Of the 156,000 Allied troops who landed in Normandy on D-Day - June 6, 1944 - records indicate that around 10,000 men were either killed, wounded, went missing in action or became prisoners of war.
Seventy-two years on and there may be few left who survived what was the biggest operation of the Second World War, but 12 such men - all from Yorkshire - have now been officially recognised for their service in the most decorated of ways by the French government.
The former military men and their families gathered at The Allied Air Forces Memorial and Yorkshire Air Museum near York earlier today where high-ranking French dignitaries presented each with their country’s highest honour, the Légion d’Honneur.
During a poignant event attended by more than 100 guests, retired servicemen from the Royal Navy, British Army and Royal Air Force each stepped forward to have their medals pinned to the lapel of their military blazers; a duty performed by the French Defence Attaché to the UK, Contre Amiral Patrick Chevallereau; French Air Attaché, Colonel Patrice Morand; and French Consul, Jeremy Burton.
The ceremony was the latest in a series of commemorations to have taken place since the 70th anniversary of D-Day in June 2014, when French President François Hollande pledged to honour all British veterans who had served in France during the war.
Among those to collect the honour was Jack Pritchard, 91, of Rothwell, Leeds. A father-of-two, grandfather-of-four and great grandfather to five, he now lives in a care home but in 1944 he was a Private in the 4th Battalion of the Army’s Lincolnshire Regiment who landed on ‘Gold’ beach on June 7. He took part in the advance on Caen before being severely injured under enemy artillery fire. He was the only survivor of the attack on his trench.
After today’s ceremony, his son, Stephen Pritchard, 64, who accompanies his father on annual visits to Normandy, spoke of his pride before a surprise visit to Mr Pritchard’s care home by the Lord Mayor of Leeds.
“It has been quite emotional for him today but he is so honoured to receive the award. I’m very proud of him and so proud and honoured to have him as my father.”
Another recipient, Robert Hall, 93, of Follifoot, Harrogate, was a Leading Aircraftman in a Royal Air Force mobile radar unit during Operation Overlord. He landed near Port-en-Bessin on the boundary between Gold and Omaha beaches on June 9 and was involved in the direct control of RAF fighter planes over Northern France as they moved along the coast towards Belgium.
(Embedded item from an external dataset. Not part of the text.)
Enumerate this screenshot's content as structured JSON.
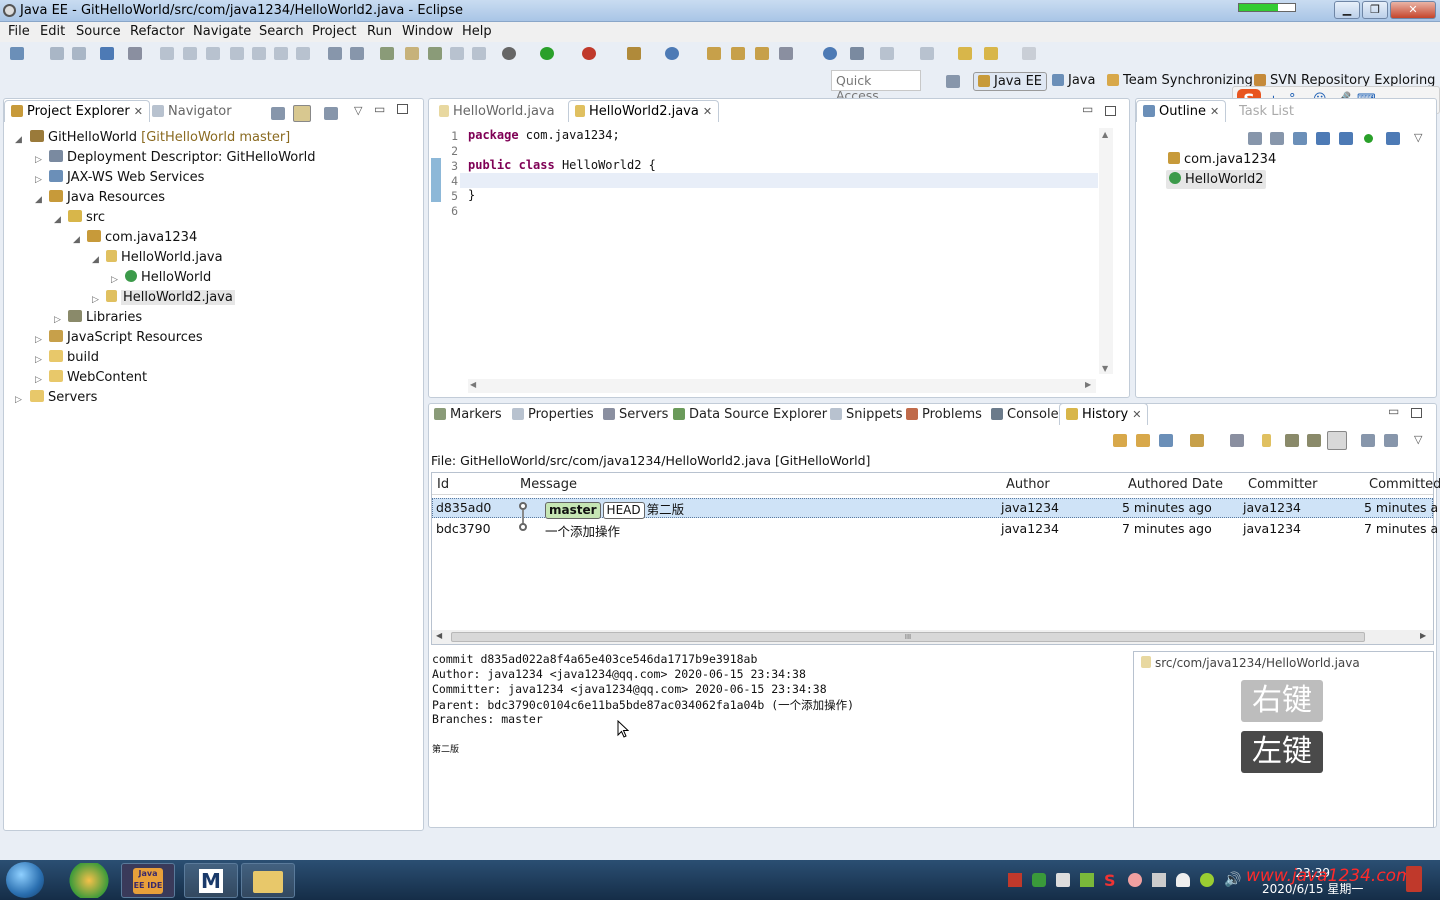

Mr Hall told The Yorkshire Post: “I was only part of a very small unit so really I feel the medal I got was on behalf of the other chaps who were there at the same time.”
Also among the medal recipients was Geoffrey Noble, of Brighouse, who was deployed as a wireman on board a tank landing craft that dropped troops on Gold Beach in the first wave of landings at 7.25am on June 6. Having made the drop, the craft hit a mine causing it to drift off the French coast for days before it was intercepted by an American unit.
Ian Reed, director of the Yorkshire Air Museum, which was used as a base for 2,300 French airman during the war, said: “These guys have some absolutely wonderful stories to tell and some of them had their great, great grandchildren with them today - and they will take those memories forward.
“We are grateful, for what we have today is down to them.”
FULL LIST OF RECIPIENTS
Royal Navy: Able Seaman William Cutler; Ordinary Seaman Kenneth Wrighton, (both Leeds); Able Seaman Austin Byrne, Bradford; Able Seaman Jack Holstead, Halifax; Wireman Geoffrey Noble, Brighouse.
British Army: Pvt Jack Pritchard, Lincolnshire Regiment; Sapper George Inman, Royal Engineers, (both Leeds); Pvt Geoffrey Lawrence, Argyll & Sutherland Highlanders, Bradford; Lt Dennis Anderson, Queens Royal Regiment, Malton; Sgt Peter English, Royal Artillery, Bridlington.
RAF: Ldg Aircraftman Robert Hall, Harrogate; Wing Commmander Hugh Lorimer, Knaresborough.